O homicídio ocorreu em abril de 2022, em Ponta Grossa, e a conclusão do inquérito foi confirmada na quinta-feira (14) pelo delegado responsável pela investigação.
De acordo com a investigação, o empresário de 54 anos é apontado pela Polícia Civil como o responsável por articular o homicídio. A motivação, segundo os investigadores, estaria ligada a conflitos internos na empresa, incluindo disputas pelo comando do grupo e desentendimentos envolvendo a criação de uma clínica concorrente por parte da vítima.
O caso vinha sendo investigado há mais de três anos e avançou com base em análises de dados telemáticos, movimentações bancárias e depoimentos de testemunhas.
Segundo a investigação, os policiais rastrearam movimentações bancárias feitas a partir de contas associadas ao empresário para pessoas suspeitas de dar suporte à organização do crime.
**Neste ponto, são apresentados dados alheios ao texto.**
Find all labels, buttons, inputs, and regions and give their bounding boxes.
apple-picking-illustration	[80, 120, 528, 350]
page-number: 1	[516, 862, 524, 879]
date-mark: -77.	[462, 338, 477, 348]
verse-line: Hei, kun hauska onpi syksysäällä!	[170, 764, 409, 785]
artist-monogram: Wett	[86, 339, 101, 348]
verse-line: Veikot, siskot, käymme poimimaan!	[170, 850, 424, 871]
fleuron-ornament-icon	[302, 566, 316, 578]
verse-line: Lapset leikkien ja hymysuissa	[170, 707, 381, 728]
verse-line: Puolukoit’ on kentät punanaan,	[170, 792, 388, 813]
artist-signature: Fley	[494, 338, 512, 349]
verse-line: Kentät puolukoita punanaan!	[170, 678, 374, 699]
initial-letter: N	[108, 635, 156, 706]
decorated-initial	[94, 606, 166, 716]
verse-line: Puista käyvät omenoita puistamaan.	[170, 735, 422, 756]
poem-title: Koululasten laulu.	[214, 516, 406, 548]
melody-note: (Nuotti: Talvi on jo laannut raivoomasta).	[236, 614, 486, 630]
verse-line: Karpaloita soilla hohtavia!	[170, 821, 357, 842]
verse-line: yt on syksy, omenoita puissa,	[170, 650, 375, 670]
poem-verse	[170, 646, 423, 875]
De acordo com os investigadores, os valores teriam sido utilizados para organizar a emboscada e remunerar os participantes do ataque.
José Claiton Leal Machado foi assassinado a tiros diante da casa onde morava. Conforme o inquérito, a vítima foi surpreendida por criminosos que aguardavam sua chegada. Houve luta corporal antes dos disparos fatais, efetuados na região da cabeça.
Familiares relataram aos investigadores que o diretor já demonstrava preocupação com a própria segurança e teria mencionado temer ataques relacionados aos conflitos empresariais.
No documento enviado ao Ministério Público, a Polícia Civil atribui a Oséias Gomes o crime de homicídio qualificado, destacando como agravantes a suposta motivação do assassinato e a forma utilizada para impedir qualquer chance de reação da vítima.
A investigação também cita outros envolvidos já denunciados anteriormente, incluindo executores e articuladores do crime. Um dos suspeitos segue foragido. Em nota, a defesa do empresário negou qualquer participação no assassinato e afirmou que ele seria vítima de extorsão praticada por criminosos interessados em obter vantagens financeiras.